Image: ANDREW P. HENRY |
Scientists have long recognized that, faced with new environmental conditions, populations of organisms will eventually speciate. What they didn't know was just how quickly those populations that share common ancestry can become reproductively isolated from one another. The fastest known examples of such change, taking several hundred generations, had been documented in certain insects. Now new research, reported today in the journal Science, describes a run of salmon that colonized a river and a lake beach, and evolved partial reproductive isolation in fewer than 13 generations. Natural selection, it appears, can spur the emergence of new species far faster than expected.
Lead author Andrew P. Hendry, who was a graduate student at the University of Washington when the research was conducted, and his colleagues examined sockeye salmon (right) in Seattle's Lake Washington and the Cedar River, which flows into the lake. Originally from Baker Lake in northwest Washington state, the sockeye were introduced into Lake Washington between 1937 and 1945. In the 60 years since then, the salmon have split into two morphologically distinct populations. Males that breed along the lake beach, for example, are deeper-bodied than males that spawn in the river, where a slim body is better suited to swimming against strong currents.
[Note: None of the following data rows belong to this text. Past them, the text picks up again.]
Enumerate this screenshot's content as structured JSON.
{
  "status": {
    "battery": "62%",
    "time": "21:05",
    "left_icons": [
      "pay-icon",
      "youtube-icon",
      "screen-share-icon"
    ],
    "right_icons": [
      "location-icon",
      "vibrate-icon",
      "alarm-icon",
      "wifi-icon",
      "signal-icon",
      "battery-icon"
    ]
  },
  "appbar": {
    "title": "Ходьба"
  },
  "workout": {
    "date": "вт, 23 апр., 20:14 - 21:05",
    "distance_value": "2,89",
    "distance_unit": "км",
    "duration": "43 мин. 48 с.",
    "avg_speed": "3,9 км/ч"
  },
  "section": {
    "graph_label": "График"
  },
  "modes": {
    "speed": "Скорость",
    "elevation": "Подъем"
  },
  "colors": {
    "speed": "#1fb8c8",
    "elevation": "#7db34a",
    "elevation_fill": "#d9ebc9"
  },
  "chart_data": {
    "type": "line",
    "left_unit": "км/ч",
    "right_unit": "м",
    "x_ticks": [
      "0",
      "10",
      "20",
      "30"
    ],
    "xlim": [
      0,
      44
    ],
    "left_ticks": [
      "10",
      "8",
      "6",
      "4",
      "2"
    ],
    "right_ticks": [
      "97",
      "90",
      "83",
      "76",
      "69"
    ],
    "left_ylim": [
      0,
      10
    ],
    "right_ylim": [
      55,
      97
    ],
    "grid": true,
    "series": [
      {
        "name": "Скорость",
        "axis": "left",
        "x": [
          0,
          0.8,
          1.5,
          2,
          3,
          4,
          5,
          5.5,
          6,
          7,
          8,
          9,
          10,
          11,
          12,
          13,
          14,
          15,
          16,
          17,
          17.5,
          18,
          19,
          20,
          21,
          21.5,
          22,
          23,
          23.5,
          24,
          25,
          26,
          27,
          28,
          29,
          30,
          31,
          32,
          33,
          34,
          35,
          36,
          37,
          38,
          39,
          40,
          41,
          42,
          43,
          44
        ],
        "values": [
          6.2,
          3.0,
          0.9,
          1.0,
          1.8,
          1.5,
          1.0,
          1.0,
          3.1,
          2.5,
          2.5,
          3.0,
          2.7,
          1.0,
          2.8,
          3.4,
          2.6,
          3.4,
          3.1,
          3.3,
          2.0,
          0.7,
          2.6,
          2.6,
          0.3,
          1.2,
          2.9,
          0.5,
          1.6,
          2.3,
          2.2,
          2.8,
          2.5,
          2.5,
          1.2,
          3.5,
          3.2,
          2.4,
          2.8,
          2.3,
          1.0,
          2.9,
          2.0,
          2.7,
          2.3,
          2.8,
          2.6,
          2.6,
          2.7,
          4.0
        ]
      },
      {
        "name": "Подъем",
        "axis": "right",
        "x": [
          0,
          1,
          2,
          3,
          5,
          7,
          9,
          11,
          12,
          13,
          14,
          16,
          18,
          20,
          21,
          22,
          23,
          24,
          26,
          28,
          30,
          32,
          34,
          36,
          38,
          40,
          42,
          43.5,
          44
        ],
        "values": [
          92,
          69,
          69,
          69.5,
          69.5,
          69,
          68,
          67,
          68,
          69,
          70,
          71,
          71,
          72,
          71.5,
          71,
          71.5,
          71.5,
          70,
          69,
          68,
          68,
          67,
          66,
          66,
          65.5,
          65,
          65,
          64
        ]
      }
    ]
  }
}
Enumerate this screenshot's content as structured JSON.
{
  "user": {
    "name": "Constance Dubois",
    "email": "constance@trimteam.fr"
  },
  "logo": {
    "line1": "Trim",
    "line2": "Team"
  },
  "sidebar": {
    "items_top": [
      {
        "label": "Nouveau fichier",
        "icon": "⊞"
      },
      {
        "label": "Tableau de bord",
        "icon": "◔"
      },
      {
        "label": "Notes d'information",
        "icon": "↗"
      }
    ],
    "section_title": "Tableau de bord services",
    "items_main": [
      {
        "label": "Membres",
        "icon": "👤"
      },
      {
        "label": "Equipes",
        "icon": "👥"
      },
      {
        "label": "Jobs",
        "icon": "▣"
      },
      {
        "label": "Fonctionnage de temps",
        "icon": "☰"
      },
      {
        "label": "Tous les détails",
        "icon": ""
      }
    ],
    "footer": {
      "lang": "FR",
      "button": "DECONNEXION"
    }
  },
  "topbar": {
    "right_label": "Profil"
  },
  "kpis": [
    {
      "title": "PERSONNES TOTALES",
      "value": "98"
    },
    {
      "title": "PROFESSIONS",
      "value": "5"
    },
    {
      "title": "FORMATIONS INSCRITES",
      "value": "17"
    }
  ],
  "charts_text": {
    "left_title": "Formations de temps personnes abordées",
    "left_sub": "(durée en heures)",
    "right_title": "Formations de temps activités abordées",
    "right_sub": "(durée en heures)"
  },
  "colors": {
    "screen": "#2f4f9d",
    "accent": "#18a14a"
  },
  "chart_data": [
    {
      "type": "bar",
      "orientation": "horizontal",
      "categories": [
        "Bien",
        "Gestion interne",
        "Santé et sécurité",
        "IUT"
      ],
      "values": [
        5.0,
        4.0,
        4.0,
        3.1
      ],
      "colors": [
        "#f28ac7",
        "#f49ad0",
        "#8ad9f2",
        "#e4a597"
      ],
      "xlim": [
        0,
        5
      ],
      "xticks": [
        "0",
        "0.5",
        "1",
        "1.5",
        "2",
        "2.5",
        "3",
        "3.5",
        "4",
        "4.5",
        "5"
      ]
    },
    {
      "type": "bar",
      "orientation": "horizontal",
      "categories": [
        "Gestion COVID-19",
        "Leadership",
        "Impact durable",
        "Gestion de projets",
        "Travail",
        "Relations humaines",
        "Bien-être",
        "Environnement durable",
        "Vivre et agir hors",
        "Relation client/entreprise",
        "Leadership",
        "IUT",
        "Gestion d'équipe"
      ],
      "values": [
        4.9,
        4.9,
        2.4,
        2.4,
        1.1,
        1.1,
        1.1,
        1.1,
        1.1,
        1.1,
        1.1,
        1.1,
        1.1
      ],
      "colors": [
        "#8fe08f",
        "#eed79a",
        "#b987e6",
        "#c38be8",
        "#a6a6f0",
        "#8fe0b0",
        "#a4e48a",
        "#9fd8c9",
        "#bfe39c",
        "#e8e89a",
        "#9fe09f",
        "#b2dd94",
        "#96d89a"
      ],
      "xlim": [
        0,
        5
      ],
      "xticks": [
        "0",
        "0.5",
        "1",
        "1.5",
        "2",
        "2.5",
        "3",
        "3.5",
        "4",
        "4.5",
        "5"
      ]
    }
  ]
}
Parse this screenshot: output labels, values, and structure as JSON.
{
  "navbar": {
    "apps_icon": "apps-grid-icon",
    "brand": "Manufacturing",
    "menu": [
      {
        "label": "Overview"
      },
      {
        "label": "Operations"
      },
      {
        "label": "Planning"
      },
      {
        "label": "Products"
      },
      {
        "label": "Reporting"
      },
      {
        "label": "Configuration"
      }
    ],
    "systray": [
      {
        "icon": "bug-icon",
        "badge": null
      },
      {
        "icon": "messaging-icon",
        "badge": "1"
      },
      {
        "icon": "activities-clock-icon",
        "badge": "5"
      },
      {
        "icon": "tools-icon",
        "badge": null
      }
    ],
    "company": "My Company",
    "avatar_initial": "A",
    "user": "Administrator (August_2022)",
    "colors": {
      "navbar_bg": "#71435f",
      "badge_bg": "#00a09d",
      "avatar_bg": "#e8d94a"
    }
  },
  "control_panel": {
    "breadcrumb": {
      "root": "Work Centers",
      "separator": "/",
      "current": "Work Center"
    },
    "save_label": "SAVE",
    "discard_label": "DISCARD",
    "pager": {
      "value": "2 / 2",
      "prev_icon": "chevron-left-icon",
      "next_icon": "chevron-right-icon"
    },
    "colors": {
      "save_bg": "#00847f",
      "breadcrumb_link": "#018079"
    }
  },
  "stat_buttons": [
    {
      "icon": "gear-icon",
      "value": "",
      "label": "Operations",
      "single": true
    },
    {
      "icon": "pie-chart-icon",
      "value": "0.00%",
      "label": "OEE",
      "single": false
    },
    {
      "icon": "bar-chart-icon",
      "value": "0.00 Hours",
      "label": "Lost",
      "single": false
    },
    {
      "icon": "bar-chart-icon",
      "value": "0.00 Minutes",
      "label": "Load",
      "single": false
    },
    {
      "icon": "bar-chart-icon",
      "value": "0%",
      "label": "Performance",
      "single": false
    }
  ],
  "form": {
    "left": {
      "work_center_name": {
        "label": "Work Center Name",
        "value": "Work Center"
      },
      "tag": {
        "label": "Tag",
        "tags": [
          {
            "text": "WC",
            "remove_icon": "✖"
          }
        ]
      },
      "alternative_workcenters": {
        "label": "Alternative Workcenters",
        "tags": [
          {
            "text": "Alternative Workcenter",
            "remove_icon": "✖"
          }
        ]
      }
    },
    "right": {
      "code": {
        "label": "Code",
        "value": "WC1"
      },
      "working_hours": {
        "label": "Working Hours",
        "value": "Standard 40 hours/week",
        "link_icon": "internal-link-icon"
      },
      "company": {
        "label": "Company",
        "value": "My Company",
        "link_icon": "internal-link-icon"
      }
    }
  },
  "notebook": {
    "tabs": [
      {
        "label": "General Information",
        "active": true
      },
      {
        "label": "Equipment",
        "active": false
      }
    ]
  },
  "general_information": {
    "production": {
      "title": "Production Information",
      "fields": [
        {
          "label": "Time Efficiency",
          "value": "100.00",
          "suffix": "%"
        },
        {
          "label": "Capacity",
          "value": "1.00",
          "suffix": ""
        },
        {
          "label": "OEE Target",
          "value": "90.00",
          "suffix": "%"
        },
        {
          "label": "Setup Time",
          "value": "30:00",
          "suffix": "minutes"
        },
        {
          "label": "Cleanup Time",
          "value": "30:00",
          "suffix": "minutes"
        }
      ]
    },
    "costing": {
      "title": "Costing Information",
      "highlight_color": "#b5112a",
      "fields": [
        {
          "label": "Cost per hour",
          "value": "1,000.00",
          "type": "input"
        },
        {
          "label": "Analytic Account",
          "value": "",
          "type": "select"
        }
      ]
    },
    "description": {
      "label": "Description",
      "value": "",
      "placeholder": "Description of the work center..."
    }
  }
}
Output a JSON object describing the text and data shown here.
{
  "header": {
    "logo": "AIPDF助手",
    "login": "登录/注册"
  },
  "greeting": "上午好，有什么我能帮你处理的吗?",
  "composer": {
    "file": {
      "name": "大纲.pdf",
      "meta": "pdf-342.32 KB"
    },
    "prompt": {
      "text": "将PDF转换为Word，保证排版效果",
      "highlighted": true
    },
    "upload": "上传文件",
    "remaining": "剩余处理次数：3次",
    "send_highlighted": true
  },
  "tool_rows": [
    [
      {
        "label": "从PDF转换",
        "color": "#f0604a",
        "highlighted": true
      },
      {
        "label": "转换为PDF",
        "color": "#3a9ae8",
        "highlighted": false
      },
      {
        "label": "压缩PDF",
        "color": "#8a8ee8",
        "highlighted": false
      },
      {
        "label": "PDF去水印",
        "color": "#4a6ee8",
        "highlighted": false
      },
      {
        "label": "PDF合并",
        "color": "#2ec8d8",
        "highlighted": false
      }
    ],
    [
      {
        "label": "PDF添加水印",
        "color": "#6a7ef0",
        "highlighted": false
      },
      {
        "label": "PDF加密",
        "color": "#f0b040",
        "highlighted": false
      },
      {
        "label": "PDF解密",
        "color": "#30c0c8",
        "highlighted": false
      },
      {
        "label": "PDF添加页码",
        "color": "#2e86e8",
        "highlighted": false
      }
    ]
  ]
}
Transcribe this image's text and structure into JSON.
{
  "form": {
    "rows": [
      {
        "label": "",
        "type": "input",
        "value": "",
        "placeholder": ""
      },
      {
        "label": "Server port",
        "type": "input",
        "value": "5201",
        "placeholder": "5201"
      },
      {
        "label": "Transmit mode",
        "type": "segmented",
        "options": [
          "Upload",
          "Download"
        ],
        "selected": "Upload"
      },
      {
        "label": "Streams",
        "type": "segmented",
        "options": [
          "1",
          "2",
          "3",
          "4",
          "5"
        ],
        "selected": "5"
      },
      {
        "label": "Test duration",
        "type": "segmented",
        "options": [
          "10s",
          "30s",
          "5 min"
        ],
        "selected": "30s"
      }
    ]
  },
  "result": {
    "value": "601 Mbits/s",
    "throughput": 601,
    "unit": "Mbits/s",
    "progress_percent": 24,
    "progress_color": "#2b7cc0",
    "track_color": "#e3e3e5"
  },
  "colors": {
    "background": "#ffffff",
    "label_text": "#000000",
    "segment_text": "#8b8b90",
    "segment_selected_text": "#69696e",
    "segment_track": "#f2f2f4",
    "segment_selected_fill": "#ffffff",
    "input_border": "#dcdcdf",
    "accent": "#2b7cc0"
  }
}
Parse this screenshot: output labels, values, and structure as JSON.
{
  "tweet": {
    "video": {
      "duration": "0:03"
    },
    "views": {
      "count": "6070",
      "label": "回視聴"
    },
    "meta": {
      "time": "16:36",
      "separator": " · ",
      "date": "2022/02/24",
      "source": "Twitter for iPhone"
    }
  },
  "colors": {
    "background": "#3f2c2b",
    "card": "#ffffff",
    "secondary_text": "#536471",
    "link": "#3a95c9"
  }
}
Similarly, river females are larger, which enables them to dig deeper nests that offer better protection to their eggs during flooding. Although the fish swam between the sites, genetic analyses reveal that fish hatched in the river had little success in breeding at the beach.
The results of this study, along with those of a related study of fruit flies that also appears today in Science, provide strong evidence that reproductive isolation evolves rapidly. "This raises the question: Why do we not see more species?" Nick Barton of the University of Edinburgh writes in an accompanying commentary. Perhaps, he offers, new species may in fact form often, but only rarely to the extent that they are recognized as separate species by biologists or that they find a distinct ecological niche. "For ecologists," he remarks, "the question is then whether the number of established species that we see is determined by a balance between the rate of speciation and the rate of extinction, or instead is set by the range of distinct niches that are available."